3 Tips on Writing Better Headlines.

Over the years I’ve written a lot about writing headlines.

I even teach a course on the subject.

But of all the tips I share, I have three favorites.

In fact, these are the tips – or filters – I use myself when trying to improve my own headlines.

Let’s get started…

Headline Tip #1: Never tell the whole story in the headline

This is a classic mistake, whether you’re writing a sales page or a content page, like a blog post or article.

There’s a temptation to give away too much in the headline.

Here’s an example of saying too much.

“The best country to raise your child is Denmark.”

After reading that headline, I no longer need to read the rest of the page. You’ve told me the topic, and you’ve given me the answer.

Job done!

The version of that headline I actually found online was this:

“The best country to raise your child is…”

The topic is revealed, but not the answer. Much better. Now, if I’m interested in the topic, I’ll keep reading or click through.

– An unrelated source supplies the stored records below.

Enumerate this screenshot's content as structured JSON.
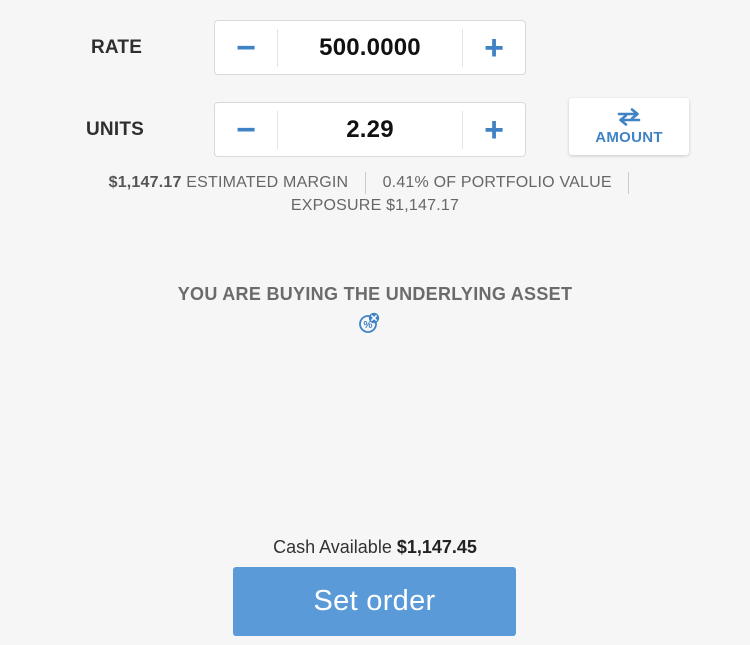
{
  "rate": {
    "label": "RATE",
    "value": "500.0000",
    "decrement_symbol": "−",
    "increment_symbol": "+"
  },
  "units": {
    "label": "UNITS",
    "value": "2.29",
    "decrement_symbol": "−",
    "increment_symbol": "+"
  },
  "toggle": {
    "label": "AMOUNT",
    "icon": "swap-arrows-icon"
  },
  "info": {
    "margin_value": "$1,147.17",
    "margin_label": "ESTIMATED MARGIN",
    "portfolio": "0.41% OF PORTFOLIO VALUE",
    "exposure": "EXPOSURE $1,147.17"
  },
  "underlying": {
    "text": "YOU ARE BUYING THE UNDERLYING ASSET",
    "icon": "no-leverage-percent-icon"
  },
  "cash": {
    "label": "Cash Available",
    "value": "$1,147.45"
  },
  "submit": {
    "label": "Set order"
  },
  "colors": {
    "accent": "#3f83c4",
    "button": "#5b9ad8",
    "background": "#f6f6f6"
  }
}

Now I’m engaged, intrigued even.

Headline Tip #2: Include a promise of some kind

I like to include some kind of feel-good promise into my headlines.

Why? Because people like to feel good.

People go to enormous lengths to feel good.

People buy stuff, and services, in search of feeling good!

That’s why I try to write a positive promise into most of my headlines.


“Eat 7 bananas a day and live longer.”

Nice promise there. People want to live longer.

BTW – that line is totally made up. I’m pretty sure eating 7 bananas a day WON’T make you live longer!

Headline Tip#3: Frontload your promise

My bananas headline is OK. It has a promise. But the real promise, the most powerful one, is at the end of the line.

Let’s bring it to the front, where it belongs…

“Live longer by eating 7 bananas a day.”

An easy switch, but an important one.

Why? Because not everyone reads the entire headline.

Sad, but true.

So you need to frontload the most powerful benefit, expressing it within the first few words of the line.

Hang on… I think we just ignored tip number one…

We just told the whole story…

“Live longer by eating 7 bananas a day.”


But don’t worry. This how I write and edit my own headlines. Back and forth, until I get it right.

Now let’s make a quick tweak, so the reader has a reason to dive in and read the full page.

 “Live longer by eating 7 servings of this one fruit, every day.”

Hmmm. Mystery. Which fruit? Better keep reading to find out!

That’s it for now…

There are plenty of other ways to improve your headlines, which is why I wrote an entire course on the subject.

But if all you do is apply the three tips in this post, you’ll be well ahead of the crowd.

5 thoughts on “3 Tips on Writing Better Headlines.”

  1. Thank you for the advice. I was wondering “Write better headlines with these 3 tips” would apply your final tip to this very headline?
    On another note, I noticed a trend recently of websites that have headlines which ask a question. Whenever they write like a question, I know the answer is no. An example “Is it time to switch to…” the write will almost always say no as they’d probably write “X reasons to switch to…” if they thought it was a good idea.

    • I wondered if someone would think to suggest that. : ) I thought about it, but in the end decided the word “tips” is always a powerful magnet for people. As is the use of a number at the beginning of a headline. Lines like 3 Tips… 5 Secrets… 11 Superfoods… tend to do well.

  2. Just a thought, but isn’t the promise about answering a reader’s “why” question? “Why should I read this?” In the best place and the banana headlines the why is answered, it’s good for my kids, it’ll make me live longer.
    But the headline for this post doesn’t really tell me why better headlines will help me. So would something like “3 tips to better headlines and higher sales” be better? I now know exactly why I should read on.
    I appreciate that for anyone who writes for a living the importance of headlines is obvious so they probably won’t ask why, but do you think it’s a good idea to play safe and assume a level of reader ignorance when writing headlines?

    • Good point… But you then break another rule, which I didn’t mention… Keep it simple by focusing on just one thing. Now you’re focusing on two things… better headlines AND higher sales. So… what if my goal for that page isn’t higher sales? What if it’s about engagement, or driving leads, or attracting more traffic for ad revenue? By adding another element, you make a simple promise a lot more complicated. : ) And when you do that, you dilute the line’s impact considerably.